Я тогда усвоил урок, за который не жаль девяти лет. Страх держит страну, пока ты побеждаешь. К осени при мне осталась горстка верных людей и я отправился в дорогу на север, чтобы просить помощи у венгерского короля.
Лучше бы я пошёл на юг, к султану.
Матьяш Корвин, сын Яноша Хуньяди. Избрали его королём в пятнадцать лет, и мальчик оказался не промах. Он был умён, начитан, изучал римские трактаты, а деньги считал лучше любого ростовщика.
Рим собрал ему золото на крестовый поход. Десятки тысяч дукатов, наследство покойного папы Пия, который до последнего вздоха мечтал поднять Европу на Мехмеда. Матьяш золото взял. Войско собрал, довёл до Брашова… и никуда не пошёл. Дукаты растворились в короне и наёмниках.
Оставалась какая-то мелочь, а именно объяснить Риму, куда делся крестовый поход. Для этого нужен виноватый.
— «Сучий потрах!» — сжал я кулаки.
Как вы поняли, виноватым назначили меня.
Явилось «моё» письмо султану, в котором я, дескать, каюсь и прошусь под руку Мехмеда, как и предлагаю ему помощь против Венгрии. Подделка была топорной. Человек эдирнской школы писал бы такое письмо втрое хитрее. Но качество бумаги никого не заботило.
В ноябре меня взяли без суда по дороге в Буду.
Девять лет, я провёл в тюрьме в Вишеграде.*
(От авторов: в реальной истории он пробыл в заключении до 1475 года, после чего снова начал участвовать в походах на османов.)
Про меня рассказывали, будто я ловлю мышей и сажаю их на щепки, выстраивая крошечные ряды кольев. Это было правдой…
Руки должны помнить ремесло, и каждое утро я чертил углём на полу османский лагерь. Планировал как разбить Мехмеда в прямом столкновении, какие для этого силы понадобятся. Стирал и чертил заново.
Первый год я ждал суда. Второй, обмена. С третьего года я перестал ждать.
Предательство. Оно не снедало меня, а наоборот закалило. И каждый день старался хоть как-то следить за чистотой.
Я девять лет резал османов и заслонял собой, в том числе, Венгрию. И эта Венгрия заперла меня в яму за золото, которое сама украла. Мехмед хотя бы воевал со мной честно, армией против армии. Своих «братьев во Христе» я выучился ненавидеть глубже врагов.
В начале 1471 года открылась дверь.
И в проходе показался высокий с холодными светлыми глазами. Стоял против света и разглядывал меня.
— Меня зовут барон Гюнтер фон Вальдбранд, слуга баварского герцога Альбрехта. — Он сделал паузу. — Я пришёл вернуть вам вашу войну.

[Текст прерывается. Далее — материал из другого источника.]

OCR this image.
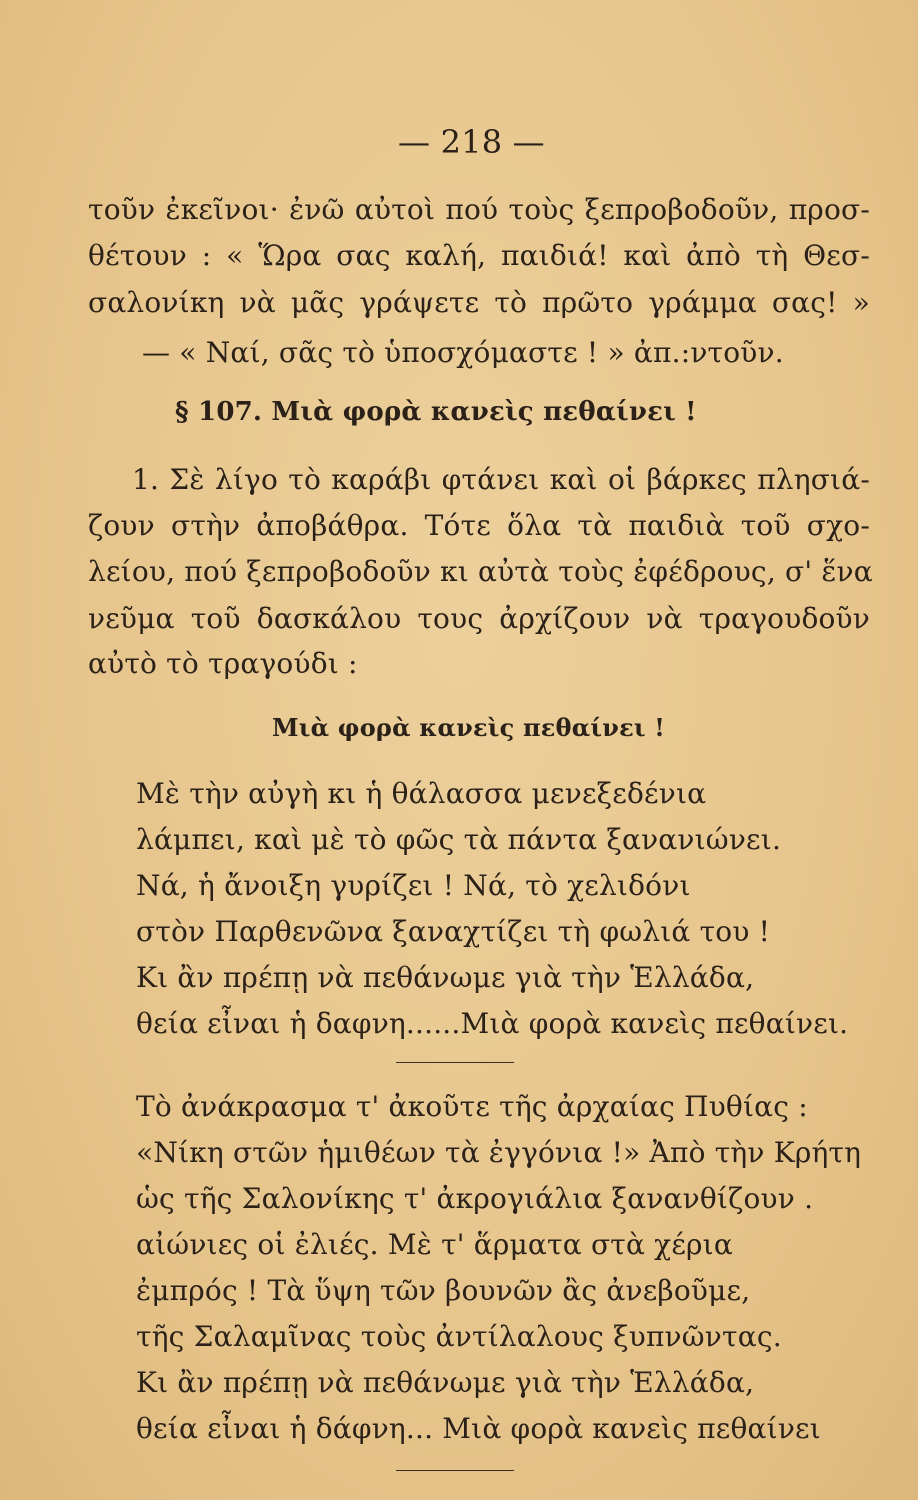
— 218 —
τοῦν ἐκεῖνοι· ἐνῶ αὐτοὶ πού τοὺς ξεπροβοδοῦν, προσ-
θέτουν : « Ὥρα σας καλή, παιδιά! καὶ ἀπὸ τὴ Θεσ-
σαλονίκη νὰ μᾶς γράψετε τὸ πρῶτο γράμμα σας! »
— « Ναί, σᾶς τὸ ὑποσχόμαστε ! » ἀπ.:ντοῦν.
§ 107. Μιὰ φορὰ κανεὶς πεθαίνει !
1. Σὲ λίγο τὸ καράβι φτάνει καὶ οἱ βάρκες πλησιά-
ζουν στὴν ἀποβάθρα. Τότε ὅλα τὰ παιδιὰ τοῦ σχο-
λείου, πού ξεπροβοδοῦν κι αὐτὰ τοὺς ἐφέδρους, σ' ἕνα
νεῦμα τοῦ δασκάλου τους ἀρχίζουν νὰ τραγουδοῦν
αὐτὸ τὸ τραγούδι :
Μιὰ φορὰ κανεὶς πεθαίνει !
Μὲ τὴν αὐγὴ κι ἡ θάλασσα μενεξεδένια
λάμπει, καὶ μὲ τὸ φῶς τὰ πάντα ξανανιώνει.
Νά, ἡ ἄνοιξη γυρίζει ! Νά, τὸ χελιδόνι
στὸν Παρθενῶνα ξαναχτίζει τὴ φωλιά του !
Κι ἂν πρέπῃ νὰ πεθάνωμε γιὰ τὴν Ἑλλάδα,
θεία εἶναι ἡ δαφνη......Μιὰ φορὰ κανεὶς πεθαίνει.
Τὸ ἀνάκρασμα τ' ἀκοῦτε τῆς ἀρχαίας Πυθίας :
«Νίκη στῶν ἡμιθέων τὰ ἐγγόνια !» Ἀπὸ τὴν Κρήτη
ὡς τῆς Σαλονίκης τ' ἀκρογιάλια ξανανθίζουν .
αἰώνιες οἱ ἐλιές. Μὲ τ' ἅρματα στὰ χέρια
ἐμπρός ! Τὰ ὕψη τῶν βουνῶν ἂς ἀνεβοῦμε,
τῆς Σαλαμῖνας τοὺς ἀντίλαλους ξυπνῶντας.
Κι ἂν πρέπῃ νὰ πεθάνωμε γιὰ τὴν Ἑλλάδα,
θεία εἶναι ἡ δάφνη... Μιὰ φορὰ κανεὶς πεθαίνει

За девять лет заключения ко мне приходили посланцы дважды, и оба раза предлагали покаяться, признать письмо своим в обмен на монастырь помягче. Я оба раза посланцы уходили ни с чем.
— Мехмед снова идёт на Валахию? — спросил я.
— Пойдёт к лету, — ответил он. — И я хочу, чтобы его там ждали вы.
— Тогда откройте дверь пошире, — сказал я, поднимаясь с каменного пола.
Позже я узнал, как меня вызволили из заточения. Оказывается, барон разыскал писаря, того, что девять лет назад изготовил «моё» письмо султану, и теперь этот писарь сытно кормился на баварском дворе. Матьяша начали шантажировать.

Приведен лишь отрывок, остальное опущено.